Funny Car Racing
Description
There is a funny car racing in a city with n junctions and m directed roads.
The funny part is: each road is open and closed periodically. Each road is associate with two integers (a, b), that means the road will be open for a seconds, then closed for b seconds, then open for a seconds… All these start from the beginning of the race. You must enter a road when it’s open, and leave it before it’s closed again.

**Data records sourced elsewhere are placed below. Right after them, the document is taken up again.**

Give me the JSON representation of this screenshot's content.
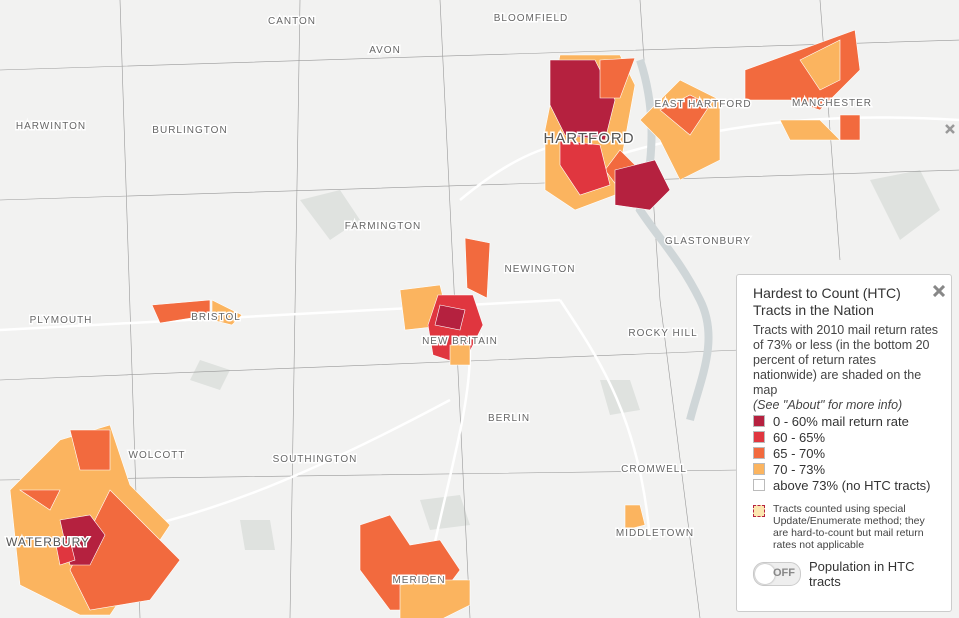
{
  "map": {
    "places": [
      "CANTON",
      "BLOOMFIELD",
      "AVON",
      "HARWINTON",
      "BURLINGTON",
      "EAST HARTFORD",
      "MANCHESTER",
      "HARTFORD",
      "FARMINGTON",
      "GLASTONBURY",
      "NEWINGTON",
      "PLYMOUTH",
      "BRISTOL",
      "ROCKY HILL",
      "NEW BRITAIN",
      "BERLIN",
      "WOLCOTT",
      "SOUTHINGTON",
      "CROMWELL",
      "MIDDLETOWN",
      "WATERBURY",
      "MERIDEN"
    ]
  },
  "legend": {
    "title": "Hardest to Count (HTC) Tracts in the Nation",
    "description": "Tracts with 2010 mail return rates of 73% or less (in the bottom 20 percent of return rates nationwide) are shaded on the map",
    "note": "(See \"About\" for more info)",
    "classes": [
      {
        "label": "0 - 60% mail return rate",
        "color": "#b5213f"
      },
      {
        "label": "60 - 65%",
        "color": "#e0363f"
      },
      {
        "label": "65 - 70%",
        "color": "#f26a3e"
      },
      {
        "label": "70 - 73%",
        "color": "#fbb45f"
      },
      {
        "label": "above 73% (no HTC tracts)",
        "color": "#ffffff"
      }
    ],
    "special_note": "Tracts counted using special Update/Enumerate method; they are hard-to-count but mail return rates not applicable",
    "toggle": {
      "state": "OFF",
      "label": "Population in HTC tracts"
    }
  }
}
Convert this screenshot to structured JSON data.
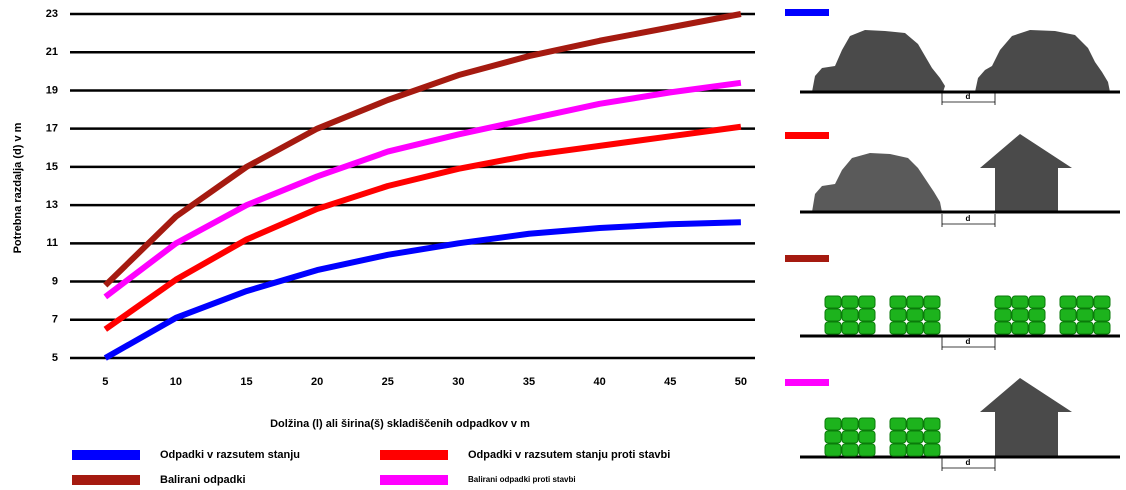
{
  "chart_data": {
    "type": "line",
    "y_label": "Potrebna razdalja (d) v m",
    "x_label": "Dolžina (l) ali širina(š) skladiščenih odpadkov v m",
    "x": [
      5,
      10,
      15,
      20,
      25,
      30,
      35,
      40,
      45,
      50
    ],
    "xlim": [
      2.5,
      51
    ],
    "xticks": [
      5,
      10,
      15,
      20,
      25,
      30,
      35,
      40,
      45,
      50
    ],
    "ylim": [
      5,
      23
    ],
    "yticks": [
      5,
      7,
      9,
      11,
      13,
      15,
      17,
      19,
      21,
      23
    ],
    "grid": true,
    "series": [
      {
        "name": "Odpadki v razsutem stanju",
        "color": "#0000ff",
        "values": [
          5.0,
          7.1,
          8.5,
          9.6,
          10.4,
          11.0,
          11.5,
          11.8,
          12.0,
          12.1
        ]
      },
      {
        "name": "Odpadki v razsutem stanju proti stavbi",
        "color": "#ff0000",
        "values": [
          6.5,
          9.1,
          11.2,
          12.8,
          14.0,
          14.9,
          15.6,
          16.1,
          16.6,
          17.1
        ]
      },
      {
        "name": "Balirani odpadki",
        "color": "#a51a10",
        "values": [
          8.8,
          12.4,
          15.0,
          17.0,
          18.5,
          19.8,
          20.8,
          21.6,
          22.3,
          23.0
        ]
      },
      {
        "name": "Balirani odpadki proti stavbi",
        "color": "#ff00ff",
        "values": [
          8.2,
          11.0,
          13.0,
          14.5,
          15.8,
          16.7,
          17.5,
          18.3,
          18.9,
          19.4
        ]
      }
    ]
  },
  "illustrations": [
    {
      "label": "d"
    },
    {
      "label": "d"
    },
    {
      "label": "d"
    },
    {
      "label": "d"
    }
  ]
}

Your goal is to drive from junction s and arrive at junction t as early as possible. Note that you can wait at a junction even if all its adjacent roads are closed.
Input
There will be at most 30 test cases. The first line of each case contains four integers n, m, s, t (1<=n<=300, 1<=m<=50,000, 1<=s,t<=n). Each of the next m lines contains five integers u, v, a, b, t (1<=u,v<=n, 1<=a,b,t<=105), that means there is a road starting from junction u ending with junction v. It’s open for a seconds, then closed for b seconds (and so on). The time needed to pass this road, by your car, is t. No road connects the same junction, but a pair of junctions could be connected by more than one road.
Output
For each test case, print the shortest time, in seconds. It’s always possible to arrive at t from s.
Sample Input
3 2 1 3
1 2 5 6 3
2 3 7 7 6
3 2 1 3
1 2 5 6 3
2 3 9 5 6
Sample Output
Case 1: 20
Case 2: 9
Source
湖南省第九届大学生计算机程序设计竞赛
思路:基本上是很裸的spfa,在松弛条件处改一下就好了。
有一个坑点就是,那条路的t有可能大于a。(具体详见代码)
代码:
#include<stdio.h>
#include<queue>
#include<string.h>
#include<algorithm>
using namespace std;
#define mem(a,b) memset(a,b,sizeof(a))
#define maxn 100000+10
#define maxv 1000+10
const int inf=0x3f3f3f3f;
typedef long long LL;
LL n,m,len;
struct node
{
LL v,a,b,t,next;
}G[maxn];
LL d[maxv],first[maxv],inq[maxv];
void spfa(LL st,LL ed)
{
for(LL i=1;i<=n;i++)
{
d[i]=100000000000000;
inq[i]=0;
}
d[st]=0,inq[st]=1;
queue<LL>q;
q.push(st);
while(!q.empty())
{
st=q.front();
q.pop();
inq[st]=0;
for(LL i=first[st];i!=-1;i=G[i].next)
{
LL v=G[i].v,a=G[i].a,b=G[i].b,t=G[i].t;
LL cnt=(d[st]%(a+b)),tot;
if(t>a)
continue;
if(cnt<=a)
{
if((cnt+t)<=a)
tot=d[st]+t;
else
tot=a-cnt+b+t+d[st];
}
else
tot=d[st]+a+b-cnt+t;
if(d[v]>tot)
{
d[v]=tot;
if(!inq[v])
{
inq[v]=1;
q.push(v);
}
}
}
}
printf("%lld\n",d[ed]);
}
void add_egde(LL u,LL v,LL a,LL b,LL t)
{
G[len].v=v,G[len].a=a,G[len].b=b,G[len].t=t;
G[len].next=first[u];
first[u]=len++;
}
int main()
{
LL T=1,st,ed;
while(~scanf("%lld%lld%lld%lld",&n,&m,&st,&ed))
{
len=0;
mem(first,-1);
LL u,v,a,b,t;
for(LL i=0;i<m;i++)
{
scanf("%lld%lld%lld%lld%lld",&u,&v,&a,&b,&t);
add_egde(u,v,a,b,t);
}
printf("Case %lld: ",T++);
spfa(st,ed);
}
return 0;
}